With effect from 01 July 2008 adjustments of £10,000 or 1% of quarterly turnover can now be made on the VAT Return without having to consult HMRC.

This is subject to a maximum of £50,000.

Adjustments exceeding this value must still be made on a VAT 652 (Voluntary Disclosure of Errors) and of course get the adjustment wrong and there are penalties.

Elysian Associates

May 2008

January 24, 2008

Happy New Year to you all

Three year capping

Further to my note in November The House of Lords has now released its decision regarding the three year capping cases in respect of Conde Nast and Fleming.

The Judgment was a resounding success for the tax payers and the three year capping was judged to be illegal and implemented incorrectly in the UK.

The claims relate to input tax under-claimed prior to May 1997 and over-paid output tax up to December 1996. Any claims could go as far back as April 1973.

Not surprisingly Customs are strangely quiet on the matter but it could mean that any claims reduced by the three year capping should be pursued for payment.
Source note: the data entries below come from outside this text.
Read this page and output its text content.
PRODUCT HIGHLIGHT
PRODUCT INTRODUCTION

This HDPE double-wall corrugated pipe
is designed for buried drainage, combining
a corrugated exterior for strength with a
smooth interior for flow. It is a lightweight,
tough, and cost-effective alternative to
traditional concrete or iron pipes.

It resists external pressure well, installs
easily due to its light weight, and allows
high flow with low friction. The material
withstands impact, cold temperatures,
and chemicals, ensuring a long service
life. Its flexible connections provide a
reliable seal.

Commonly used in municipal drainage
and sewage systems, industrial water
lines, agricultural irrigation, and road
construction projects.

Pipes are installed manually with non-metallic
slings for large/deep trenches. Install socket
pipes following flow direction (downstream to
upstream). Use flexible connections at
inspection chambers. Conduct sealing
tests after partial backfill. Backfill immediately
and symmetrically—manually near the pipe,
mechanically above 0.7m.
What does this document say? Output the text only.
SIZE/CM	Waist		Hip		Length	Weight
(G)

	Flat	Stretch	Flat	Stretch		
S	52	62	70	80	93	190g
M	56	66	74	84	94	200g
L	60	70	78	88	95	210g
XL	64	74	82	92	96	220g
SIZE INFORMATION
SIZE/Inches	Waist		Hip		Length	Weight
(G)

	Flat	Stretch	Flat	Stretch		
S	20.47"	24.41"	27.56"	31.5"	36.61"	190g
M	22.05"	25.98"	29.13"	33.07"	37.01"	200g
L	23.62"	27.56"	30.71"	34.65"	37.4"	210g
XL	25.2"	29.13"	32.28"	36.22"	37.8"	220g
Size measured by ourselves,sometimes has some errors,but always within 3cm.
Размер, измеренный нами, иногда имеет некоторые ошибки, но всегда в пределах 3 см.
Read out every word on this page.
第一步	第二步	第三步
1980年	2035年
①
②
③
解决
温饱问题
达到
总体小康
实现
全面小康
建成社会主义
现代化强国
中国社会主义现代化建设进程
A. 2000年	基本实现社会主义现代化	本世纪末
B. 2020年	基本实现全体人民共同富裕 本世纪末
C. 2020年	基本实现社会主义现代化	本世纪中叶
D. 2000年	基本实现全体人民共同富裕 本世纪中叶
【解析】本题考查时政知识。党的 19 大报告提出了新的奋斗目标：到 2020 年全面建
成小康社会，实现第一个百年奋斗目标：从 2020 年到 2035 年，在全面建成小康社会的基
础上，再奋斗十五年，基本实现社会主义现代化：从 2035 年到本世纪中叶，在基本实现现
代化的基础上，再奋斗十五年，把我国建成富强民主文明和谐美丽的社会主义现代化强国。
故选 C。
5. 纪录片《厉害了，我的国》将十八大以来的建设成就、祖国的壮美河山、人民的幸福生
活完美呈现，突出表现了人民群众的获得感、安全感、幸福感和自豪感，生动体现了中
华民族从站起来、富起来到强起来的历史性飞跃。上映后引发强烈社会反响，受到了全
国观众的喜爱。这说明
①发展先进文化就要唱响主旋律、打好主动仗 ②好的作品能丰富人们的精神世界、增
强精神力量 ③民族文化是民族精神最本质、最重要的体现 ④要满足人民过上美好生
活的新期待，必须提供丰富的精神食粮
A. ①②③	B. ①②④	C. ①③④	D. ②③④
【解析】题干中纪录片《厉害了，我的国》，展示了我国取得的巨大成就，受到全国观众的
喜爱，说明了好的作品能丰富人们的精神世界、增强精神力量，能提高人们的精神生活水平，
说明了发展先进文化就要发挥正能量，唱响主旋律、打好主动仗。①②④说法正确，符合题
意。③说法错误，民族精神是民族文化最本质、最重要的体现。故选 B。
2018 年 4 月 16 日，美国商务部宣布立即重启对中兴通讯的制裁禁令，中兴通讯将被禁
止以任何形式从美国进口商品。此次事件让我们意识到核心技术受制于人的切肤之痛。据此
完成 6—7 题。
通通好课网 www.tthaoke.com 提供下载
In addition any claims not lodged as yet should be lodged as quickly as possible. Remember that any claims paid will also include interest – possibly compounded.

If you wish to discuss please give us a call.

Elysian Associates

January 2008

November 30, 2007

Compound Interest on VAT Claims!

It may be possible to claim compound interest on overpaid VAT where a taxpayer mistakenly pays too much VAT, particularly where there was no error of the part of HMRC. It is important to act as soon as possible, so if any of your clients have in the last 6 years overpaid or under recovered VAT through his/her own mistake perhaps by a simple oversight or accounting system error they are entitled to make a claim for compound interest to HMRC. This is even possible where simple interest has already been paid. See Sempra Metals tax case.

Three year capping

The House of Lords has now heard appeals against the Court of Appeal’s decisions in the cases of Conde Nast and Fleming. It is possible that the Judgment may be issued before Christmas but most likely it will be delivered in the New Year. Apparently one of their Lordships mentioned “temporal limitation” which means that only claims submitted before the decision is released will be accepted. This is a very rare situation but it is possible that this could affect belated claims to recover output tax overpaid before 4th December 1996 and input tax under recovered before 1st May 1997. We would recommend that any claims be submitted as soon as possible just in case.